Honolulu Star-Advertiser Op-Ed: Reshaping schoolhouse invests in statePosted on Feb 13, 2017 in Latest News, Newsroom, Press Releases
By Gov. David Y. Ige
What I can tell you is this: The future of our state depends on a public education system that includes the basics and adds new skills that prepare all of our people to meet the challenges of the 21st century.
We must remodel our schoolhouse to enable our society to thrive in the future.
When you remodel a house, you make substantial changes. You think about your family’s needs today and for the future. You manage the cost of remodeling today with the hopes and dreams for the future. And after the dust settles, the new design helps you meet the challenges to come.
That’s what I see as the promise of a “remodeled” school system for Hawaii – for future generations and the future of our state.
The good news is that we won’t have to start remodeling our schoolhouse from scratch.
In 2010 voters made it clear that they wanted the governor to take ultimate responsibility for public education in this state. I accept that responsibility. That’s why I appointed people to the Board of Education who I know will make decisions that are always in the best interest of our students.
I challenged the board to deliver a new strategic plan that builds on what’s working and fixes what doesn’t. They responded to my challenge. The board worked with the community and the Department of Education to develop a plan that focuses on leveling the playing field so each community and its students have a clear path to excellence.

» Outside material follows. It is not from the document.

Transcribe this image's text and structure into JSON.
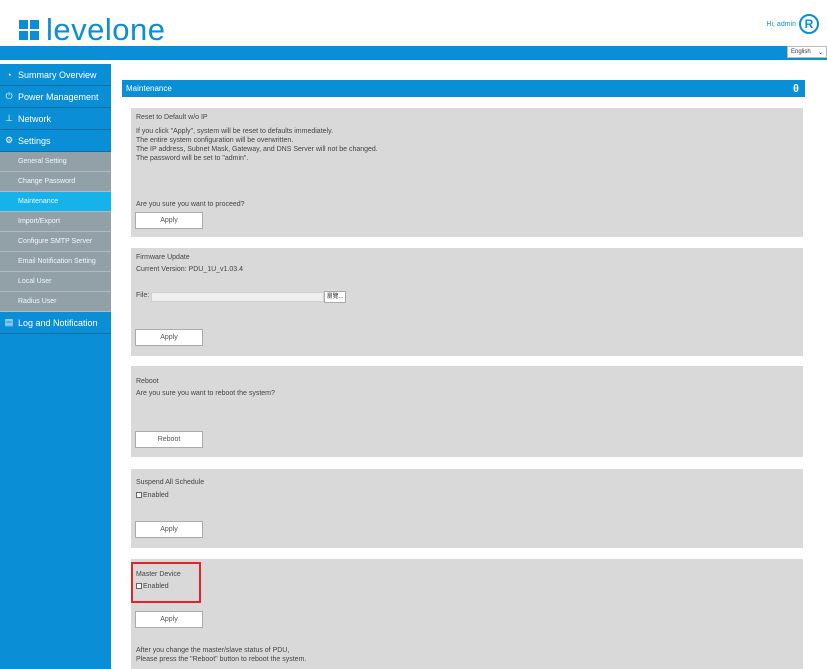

It’s not only test scores that matter but also the ability of graduates to shape better communities using the critical thinking, creative and entrepreneurial skills they learned and exercised in school.
The board determined that renovating the system requires a fresh mindset and initiated a search for a new superintendent. I fully support this decision.
In addition to the board’s significant remodeling plans, I took advantage of new federal legislation that gave governors in each state the opportunity to listen to their communities and maximize education opportunities and possibilities.
I convened a group of volunteers, including award-winning teachers, current and former principals, and business leaders, to develop a Blueprint for Public Education. Thousands of people participated in last summer’s Education Summit and dozens of follow-up meetings throughout the state.
The Blueprint focuses on school empowerment. Specifically, this means that those who are closest to the students and understand best how they are motivated make many of the instructional decisions.
It means making teachers a part of reshaping the curriculum and instructional programs to ground students in the basics and get them ready for the 21st century.
It means schools are given time to collaborate, conduct research and analyze information. It means allowing decisions about expenditure of resources to be made at the school level. It means a central office that supports the schools rather than focusing on compliance.
Taken together, the board’s strategic plan and the volunteer team’s Blueprint provide a strong framework for remodeling Hawaii’s school system. Making these changes is the practical, sensible work we need to do to update our system for a world of changing challenges.
We don’t know what the next innovation wave will bring, and there will be more to come. But we do know that we need to make changes to Hawaii’s public education system so all of our people will be prepared to ride it. Our quality of life and our state’s future prosperity depend on a successful remodeling of the system.